Prenez Jordan Weal, par exemple. Tel un supplice, chaque jour de la saison morte semblait l’éloigner d’un poste dans l’équipe principale. La marge de manœuvre du club s’est amincie rapidement avec les acquisitions successives de Jake Allen, Joel Edmundson, Josh Anderson et Tyler Toffoli. Et à 1,4 million, le salaire de Weal devenait un handicap pour un joueur de soutien comme lui.

PHOTO FRANÇOIS ROY, LA PRESSE

Jordan Weal

Dès le premier jour du camp d’entraînement, on l’a assigné au groupe B. Celui dont tous les membres, sans exception, ont été retranchés. Il y a un an, son poste n’était pas en jeu, et il obtenait même son tour en avantage numérique – au grand désarroi des partisans, il est vrai. On se doute donc qu’il n’est pas emballé par son sort aujourd’hui.

« Marc [Bergevin] et moi, on a eu une bonne discussion avec lui, a indiqué Julien. Je ne pense pas que ce soit un gars qu’on ait effacé. Par contre, son salaire est assez élevé par rapport à l’espace qu’on a sous le plafond salarial. Mais il est encore avec nous. Si on a besoin de ses services, il peut intégrer l’équipe. On pourrait le revoir. »

Pas de malaise

S’il se joint bel et bien comme prévu à l’escouade d’urgence, Weal passera donc ses grandes journées avec ses coéquipiers du « vrai » club, tout comme Perry et Frolik, d’ailleurs. Et Xavier Ouellet, dont on se doute aussi que le plan de carrière ne prévoyait pas de parcourir les arénas de la LNH pour assister à des matchs depuis les gradins.

On suppose que les relations de travail pourraient être teintées d’un certain malaise. Tomas Tatar a toutefois assuré qu’on n’en est pas là du tout.

« Il y aura beaucoup de mouvement, cette saison, a-t-il prévenu. On est contents d’avoir Corey, Michael et Jordan autour de nous. On aura besoin de leur expérience. »

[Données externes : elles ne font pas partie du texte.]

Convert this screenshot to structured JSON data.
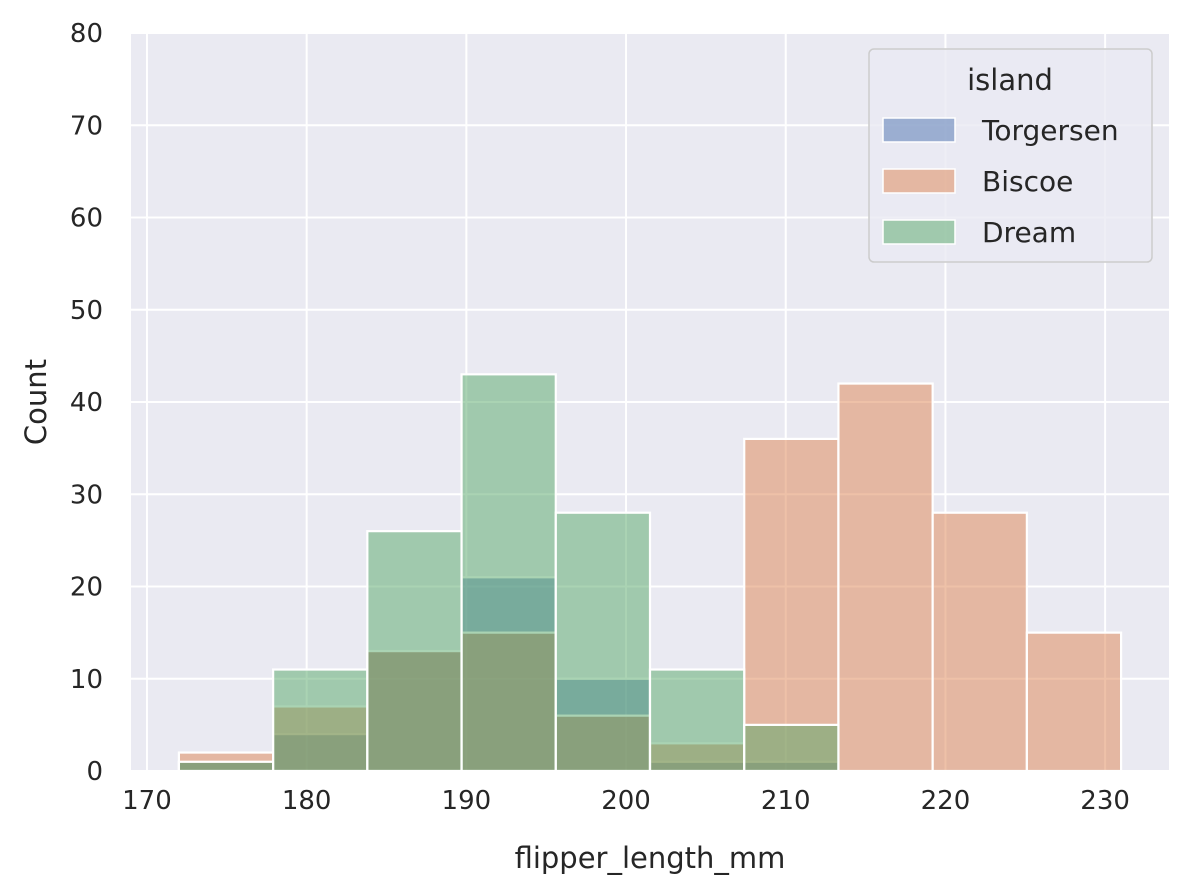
{
  "chart_data": {
    "type": "bar",
    "title": "",
    "xlabel": "flipper_length_mm",
    "ylabel": "Count",
    "xlim": [
      169,
      234
    ],
    "ylim": [
      0,
      80
    ],
    "xticks": [
      170,
      180,
      190,
      200,
      210,
      220,
      230
    ],
    "yticks": [
      0,
      10,
      20,
      30,
      40,
      50,
      60,
      70,
      80
    ],
    "grid": true,
    "legend": {
      "title": "island",
      "placement": "top-right"
    },
    "bin_edges": [
      172.0,
      177.9,
      183.8,
      189.7,
      195.6,
      201.5,
      207.4,
      213.3,
      219.2,
      225.1,
      231.0
    ],
    "series": [
      {
        "name": "Torgersen",
        "color": "#4c72b0",
        "values": [
          1,
          4,
          13,
          21,
          10,
          1,
          1,
          0,
          0,
          0
        ]
      },
      {
        "name": "Biscoe",
        "color": "#dd8452",
        "values": [
          2,
          7,
          13,
          15,
          6,
          3,
          36,
          42,
          28,
          15
        ]
      },
      {
        "name": "Dream",
        "color": "#55a868",
        "values": [
          1,
          11,
          26,
          43,
          28,
          11,
          5,
          0,
          0,
          0
        ]
      }
    ]
  }
}
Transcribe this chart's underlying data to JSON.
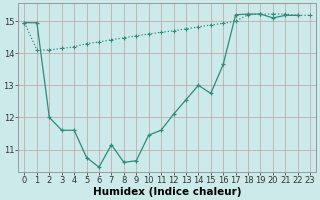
{
  "line1_x": [
    0,
    1,
    2,
    3,
    4,
    5,
    6,
    7,
    8,
    9,
    10,
    11,
    12,
    13,
    14,
    15,
    16,
    17,
    18,
    19,
    20,
    21,
    22,
    23
  ],
  "line1_y": [
    14.95,
    14.1,
    14.1,
    14.15,
    14.2,
    14.3,
    14.35,
    14.42,
    14.48,
    14.54,
    14.6,
    14.65,
    14.7,
    14.76,
    14.82,
    14.88,
    14.93,
    15.0,
    15.2,
    15.22,
    15.22,
    15.22,
    15.18,
    15.18
  ],
  "line2_x": [
    0,
    1,
    2,
    3,
    4,
    5,
    6,
    7,
    8,
    9,
    10,
    11,
    12,
    13,
    14,
    15,
    16,
    17,
    18,
    19,
    20,
    21,
    22,
    23
  ],
  "line2_y": [
    14.95,
    14.95,
    12.0,
    11.6,
    11.6,
    10.75,
    10.45,
    11.15,
    10.6,
    10.65,
    11.45,
    11.6,
    12.1,
    12.55,
    13.0,
    12.75,
    13.65,
    15.2,
    15.22,
    15.22,
    15.1,
    15.18,
    15.18,
    null
  ],
  "color": "#2e8b7a",
  "bg_color": "#cdeaea",
  "grid_color": "#b8d8d8",
  "xlabel": "Humidex (Indice chaleur)",
  "ylim": [
    10.3,
    15.55
  ],
  "xlim": [
    -0.5,
    23.5
  ],
  "yticks": [
    11,
    12,
    13,
    14,
    15
  ],
  "xticks": [
    0,
    1,
    2,
    3,
    4,
    5,
    6,
    7,
    8,
    9,
    10,
    11,
    12,
    13,
    14,
    15,
    16,
    17,
    18,
    19,
    20,
    21,
    22,
    23
  ],
  "xtick_labels": [
    "0",
    "1",
    "2",
    "3",
    "4",
    "5",
    "6",
    "7",
    "8",
    "9",
    "10",
    "11",
    "12",
    "13",
    "14",
    "15",
    "16",
    "17",
    "18",
    "19",
    "20",
    "21",
    "22",
    "23"
  ],
  "xlabel_fontsize": 7.5,
  "tick_fontsize": 6.0
}
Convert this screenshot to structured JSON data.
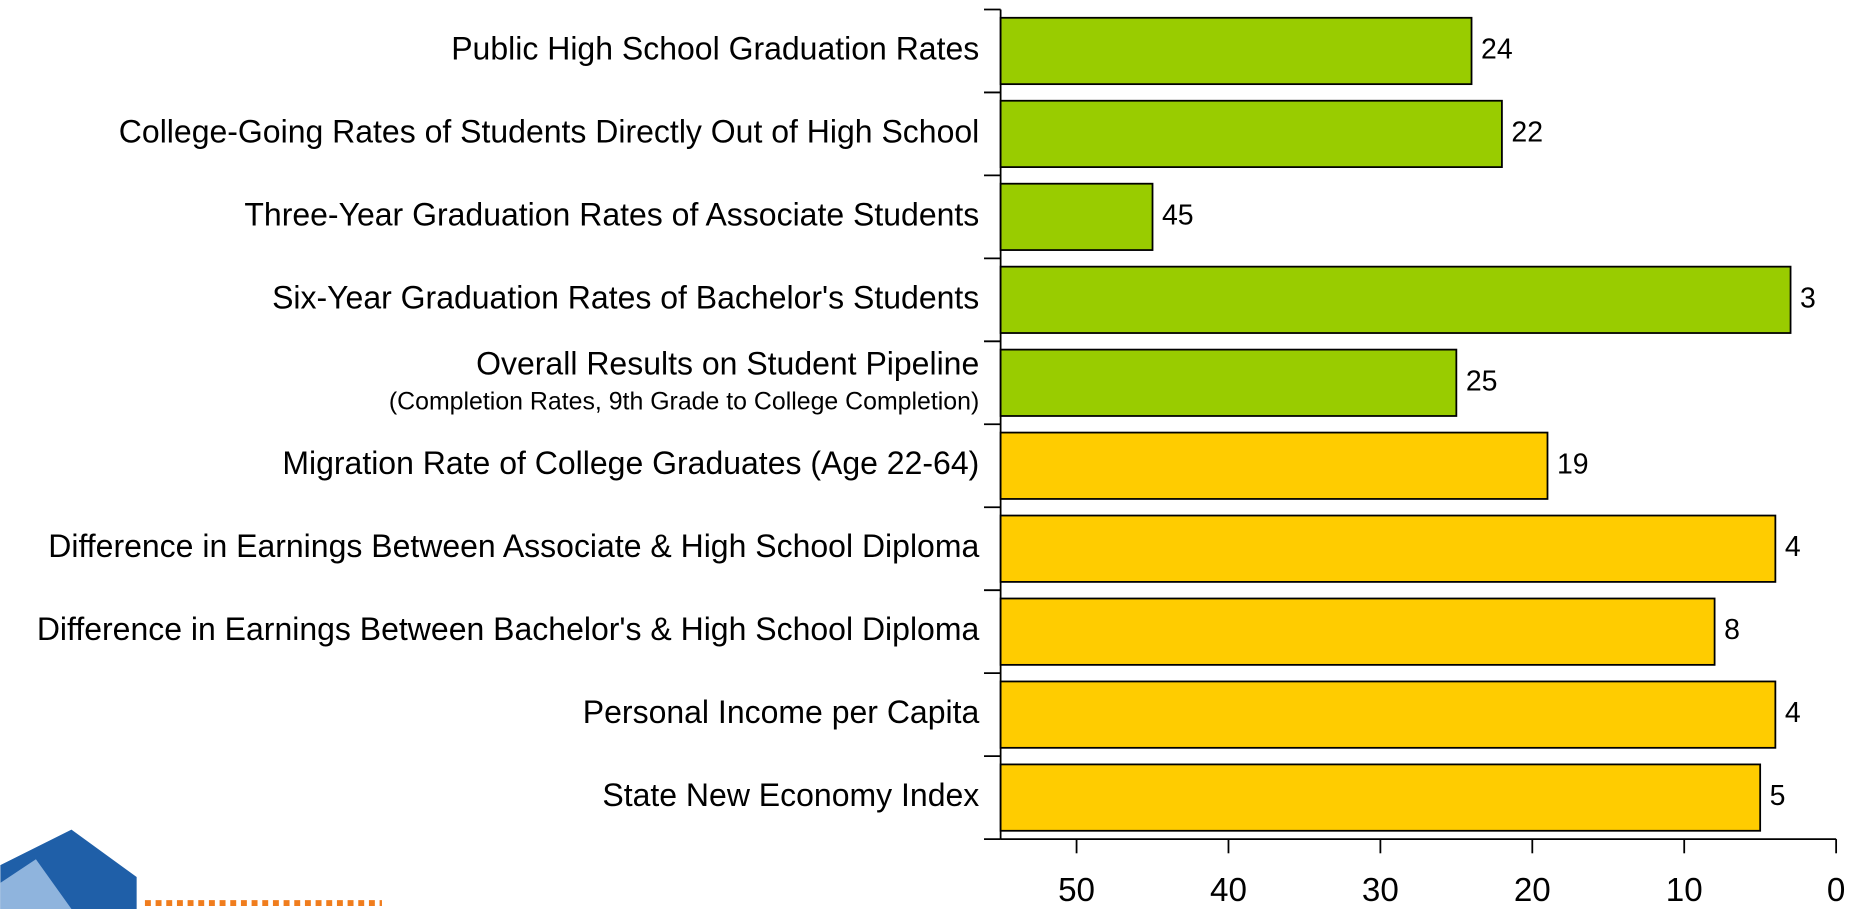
{
  "chart_data": {
    "type": "hbar",
    "categories": [
      "Public High School Graduation Rates",
      "College-Going Rates of Students Directly Out of High School",
      "Three-Year Graduation Rates of Associate Students",
      "Six-Year Graduation Rates of Bachelor's Students",
      "Overall Results on Student Pipeline",
      "Migration Rate of College Graduates (Age 22-64)",
      "Difference in Earnings Between Associate & High School Diploma",
      "Difference in Earnings Between Bachelor's & High School Diploma",
      "Personal Income per Capita",
      "State New Economy Index"
    ],
    "category_sublabels": [
      null,
      null,
      null,
      null,
      "(Completion Rates, 9th Grade to College Completion)",
      null,
      null,
      null,
      null,
      null
    ],
    "values": [
      24,
      22,
      45,
      3,
      25,
      19,
      4,
      8,
      4,
      5
    ],
    "colors": [
      "#99cc00",
      "#99cc00",
      "#99cc00",
      "#99cc00",
      "#99cc00",
      "#ffcc00",
      "#ffcc00",
      "#ffcc00",
      "#ffcc00",
      "#ffcc00"
    ],
    "xlim": [
      55,
      0
    ],
    "xticks": [
      50,
      40,
      30,
      20,
      10,
      0
    ]
  }
}
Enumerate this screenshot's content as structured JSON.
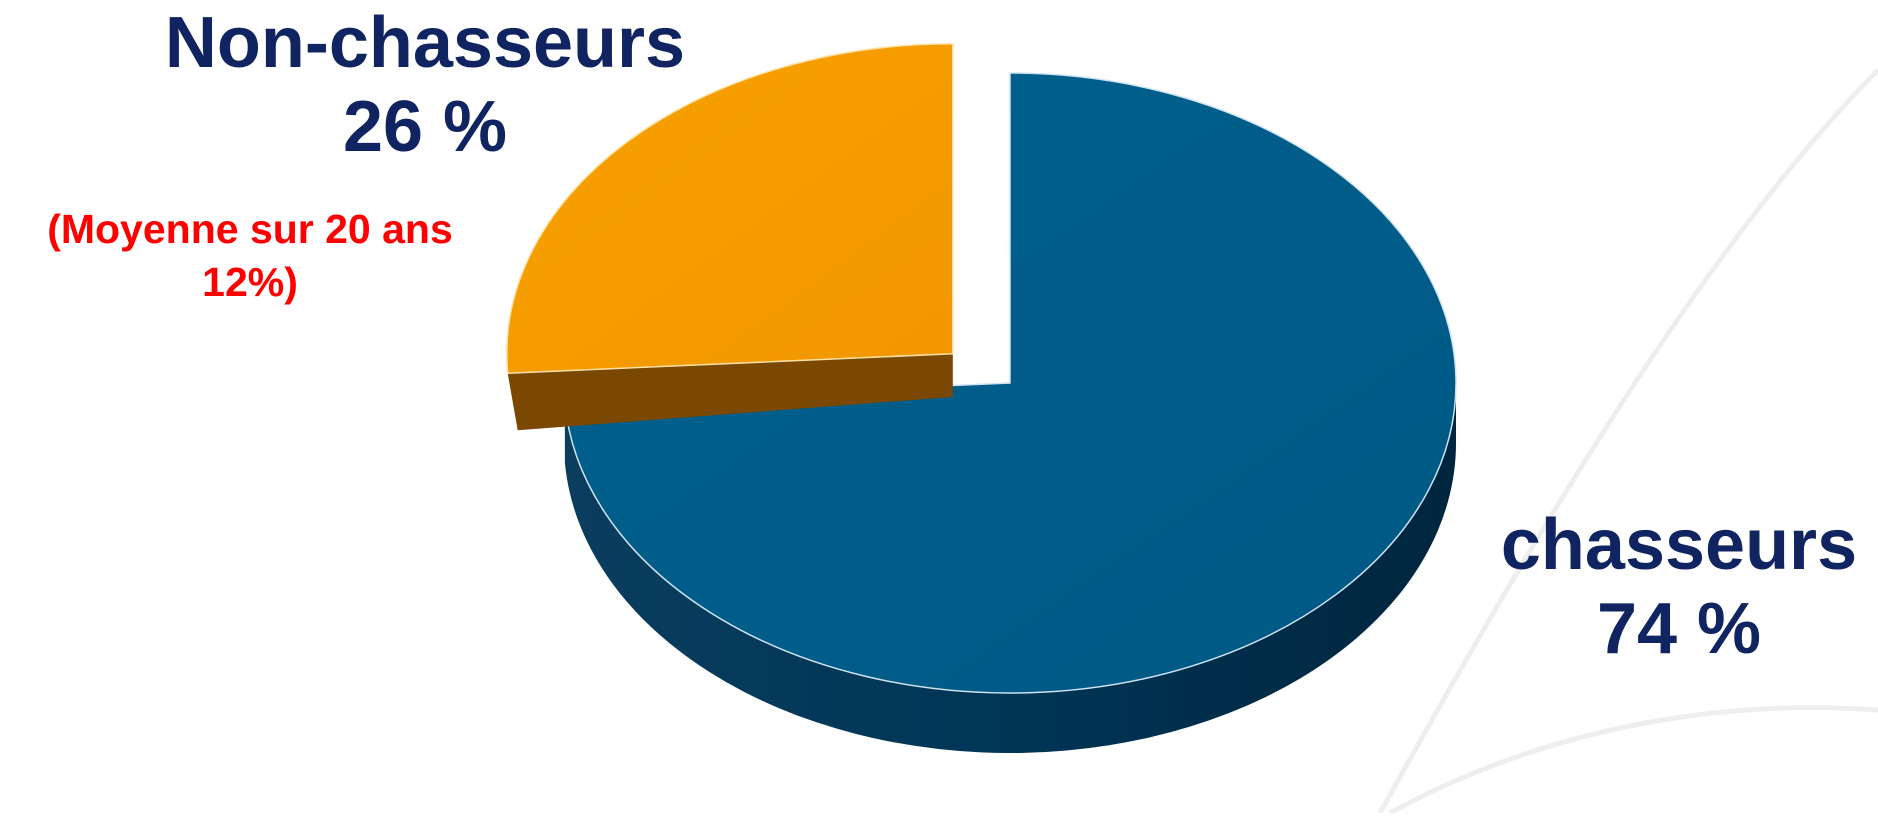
{
  "chart_data": {
    "type": "pie",
    "title": "",
    "categories": [
      "Non-chasseurs",
      "chasseurs"
    ],
    "values": [
      26,
      74
    ],
    "value_labels": [
      "26 %",
      "74 %"
    ],
    "colors": [
      "#f59b00",
      "#005b8a"
    ],
    "side_colors": [
      "#7a4800",
      "#003556"
    ],
    "exploded_slice": "Non-chasseurs",
    "legend": "none",
    "annotation": {
      "text": "(Moyenne sur 20 ans 12%)",
      "color": "#ff0000"
    }
  }
}
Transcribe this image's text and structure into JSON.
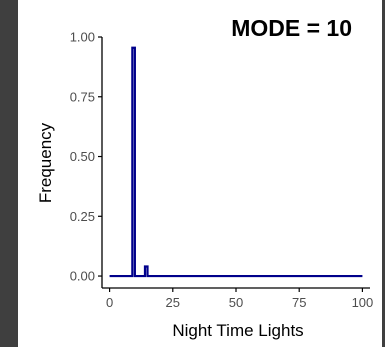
{
  "annotation": "MODE = 10",
  "colors": {
    "line": "#00008b",
    "axis": "#000000",
    "tick_text": "#4d4d4d",
    "side_bars": "#3f3f3f"
  },
  "chart_data": {
    "type": "line",
    "title": "",
    "xlabel": "Night Time Lights",
    "ylabel": "Frequency",
    "xlim": [
      -3,
      103
    ],
    "ylim": [
      -0.05,
      1.0
    ],
    "xticks": [
      0,
      25,
      50,
      75,
      100
    ],
    "yticks": [
      0.0,
      0.25,
      0.5,
      0.75,
      1.0
    ],
    "xtick_labels": [
      "0",
      "25",
      "50",
      "75",
      "100"
    ],
    "ytick_labels": [
      "0.00",
      "0.25",
      "0.50",
      "0.75",
      "1.00"
    ],
    "grid": false,
    "series": [
      {
        "x": [
          0,
          9,
          9,
          10,
          10,
          14,
          14,
          15,
          15,
          100
        ],
        "y": [
          0,
          0,
          0.955,
          0.955,
          0,
          0,
          0.04,
          0.04,
          0,
          0
        ]
      }
    ]
  }
}
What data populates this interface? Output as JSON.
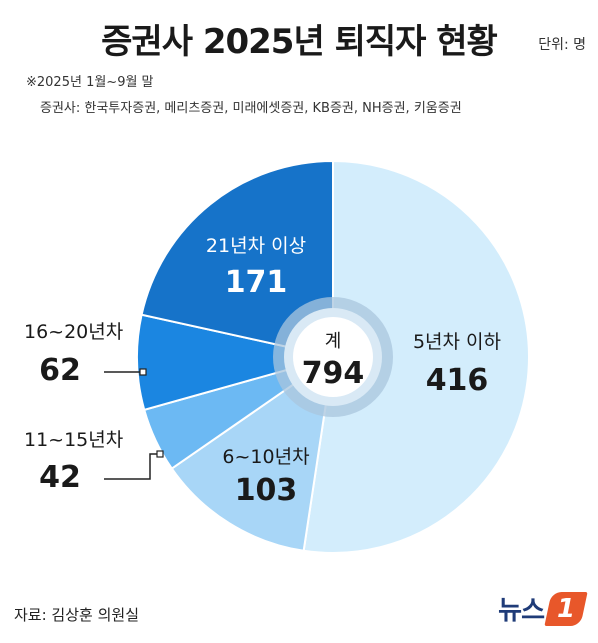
{
  "header": {
    "title": "증권사 2025년 퇴직자 현황",
    "unit": "단위: 명",
    "note": "※2025년 1월~9월 말",
    "companies": "증권사: 한국투자증권, 메리츠증권, 미래에셋증권, KB증권, NH증권, 키움증권"
  },
  "chart_data": {
    "type": "pie",
    "style": "donut",
    "center_label": "계",
    "total": 794,
    "categories": [
      "5년차 이하",
      "6~10년차",
      "11~15년차",
      "16~20년차",
      "21년차 이상"
    ],
    "values": [
      416,
      103,
      42,
      62,
      171
    ],
    "colors": [
      "#d3edfc",
      "#a8d6f7",
      "#6cb9f3",
      "#1b86e1",
      "#1673c9"
    ]
  },
  "footer": {
    "source": "자료: 김상훈 의원실",
    "logo_text": "뉴스",
    "logo_mark": "1"
  }
}
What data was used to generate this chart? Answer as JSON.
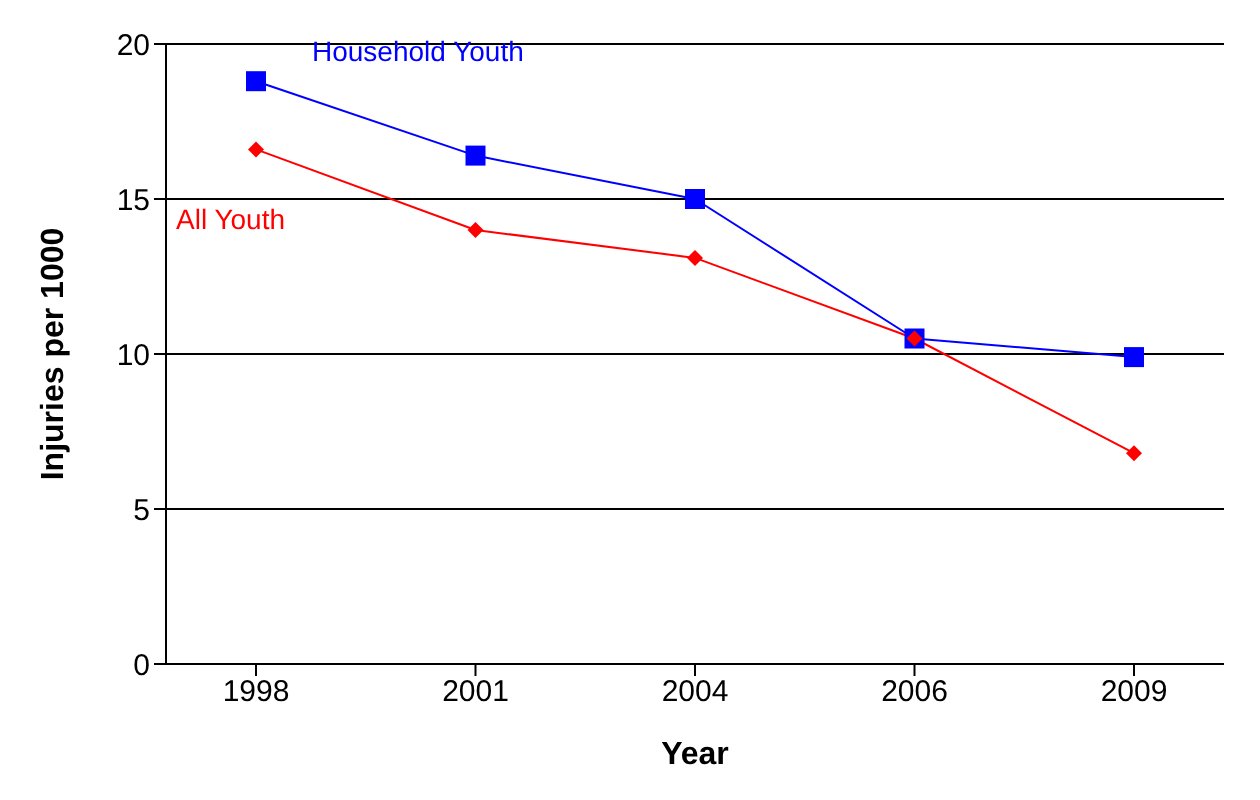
{
  "chart_data": {
    "type": "line",
    "xlabel": "Year",
    "ylabel": "Injuries per 1000",
    "categories": [
      "1998",
      "2001",
      "2004",
      "2006",
      "2009"
    ],
    "series": [
      {
        "name": "Household Youth",
        "color": "#0000ff",
        "marker": "square",
        "values": [
          18.8,
          16.4,
          15.0,
          10.5,
          9.9
        ]
      },
      {
        "name": "All Youth",
        "color": "#ff0000",
        "marker": "diamond",
        "values": [
          16.6,
          14.0,
          13.1,
          10.5,
          6.8
        ]
      }
    ],
    "ylim": [
      0,
      20
    ],
    "yticks": [
      0,
      5,
      10,
      15,
      20
    ],
    "grid": "y",
    "legend": false
  }
}
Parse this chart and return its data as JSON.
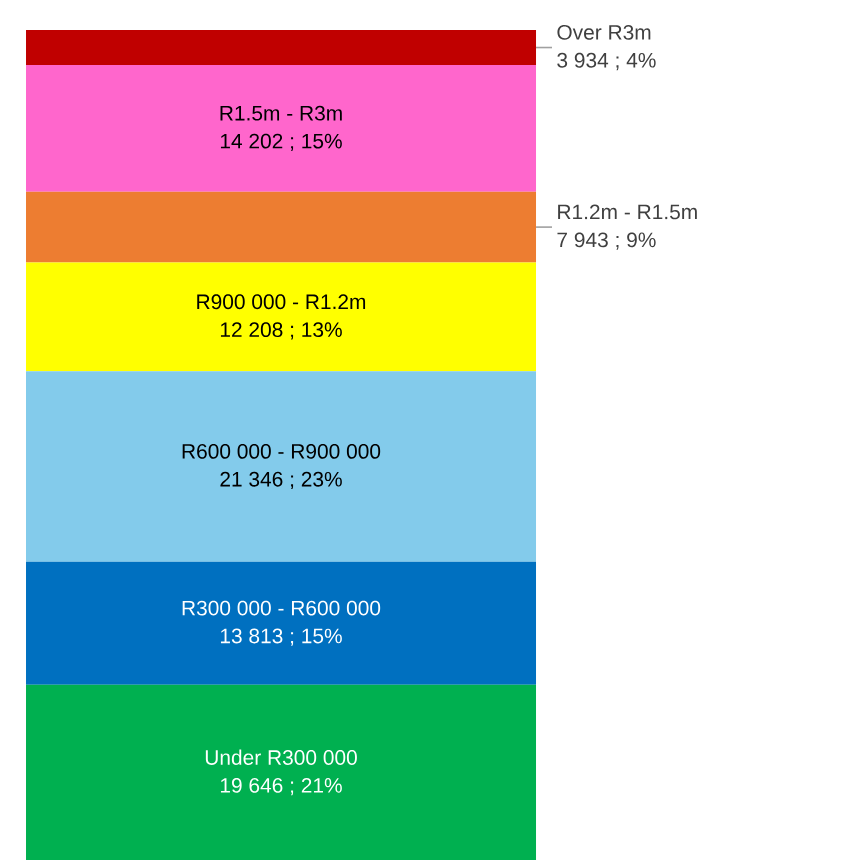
{
  "chart_data": {
    "type": "bar",
    "stacked": true,
    "categories": [
      null
    ],
    "series": [
      {
        "name": "Under R300 000",
        "color": "#00b050",
        "values": [
          19646
        ],
        "value_labels": [
          "19 646 ; 21%"
        ]
      },
      {
        "name": "R300 000 - R600 000",
        "color": "#0070c0",
        "values": [
          13813
        ],
        "value_labels": [
          "13 813 ; 15%"
        ]
      },
      {
        "name": "R600 000 - R900 000",
        "color": "#83cbeb",
        "values": [
          21346
        ],
        "value_labels": [
          "21 346 ; 23%"
        ]
      },
      {
        "name": "R900 000 - R1.2m",
        "color": "#ffff00",
        "values": [
          12208
        ],
        "value_labels": [
          "12 208 ; 13%"
        ]
      },
      {
        "name": "R1.2m - R1.5m",
        "color": "#ed7d31",
        "values": [
          7943
        ],
        "value_labels": [
          "7 943 ; 9%"
        ]
      },
      {
        "name": "R1.5m - R3m",
        "color": "#ff66cc",
        "values": [
          14202
        ],
        "value_labels": [
          "14 202 ; 15%"
        ]
      },
      {
        "name": "Over R3m",
        "color": "#c00000",
        "values": [
          3934
        ],
        "value_labels": [
          "3 934 ; 4%"
        ]
      }
    ]
  }
}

Perry est probablement celui qu’on risque de voir apparaître le plus rapidement dans l’uniforme tricolore. Il n’a plus les jambes ni la touche offensive de ses 20 ans, mais il a fait une forte impression auprès de ses nouveaux coéquipiers. « Il a une grosse présence, il est bon avec la rondelle », a soutenu Jeff Petry, reprenant en substance ce que ses coéquipiers ont dit au sujet du nouveau numéro 94 au cours des derniers jours.

Julien a abondé. Au camp, « il a été un joueur d’impact », a-t-il dit. « Il apporte des éléments qu’on peut utiliser dans notre équipe. On croise les doigts pour qu’il ne soit pas réclamé au ballottage. »

Vu les circonstances qui ont amené Perry à Montréal, il serait surprenant que les autres équipes acquièrent une passion soudaine pour l’ancien des Ducks d’Anaheim et des Stars de Dallas.

Ce serait même plutôt étrange, pour reprendre un thème à la mode, mais néanmoins cohérent avec cette saison qui s’annonce hors du commun.

On saura ce mardi midi si la logique a été respectée.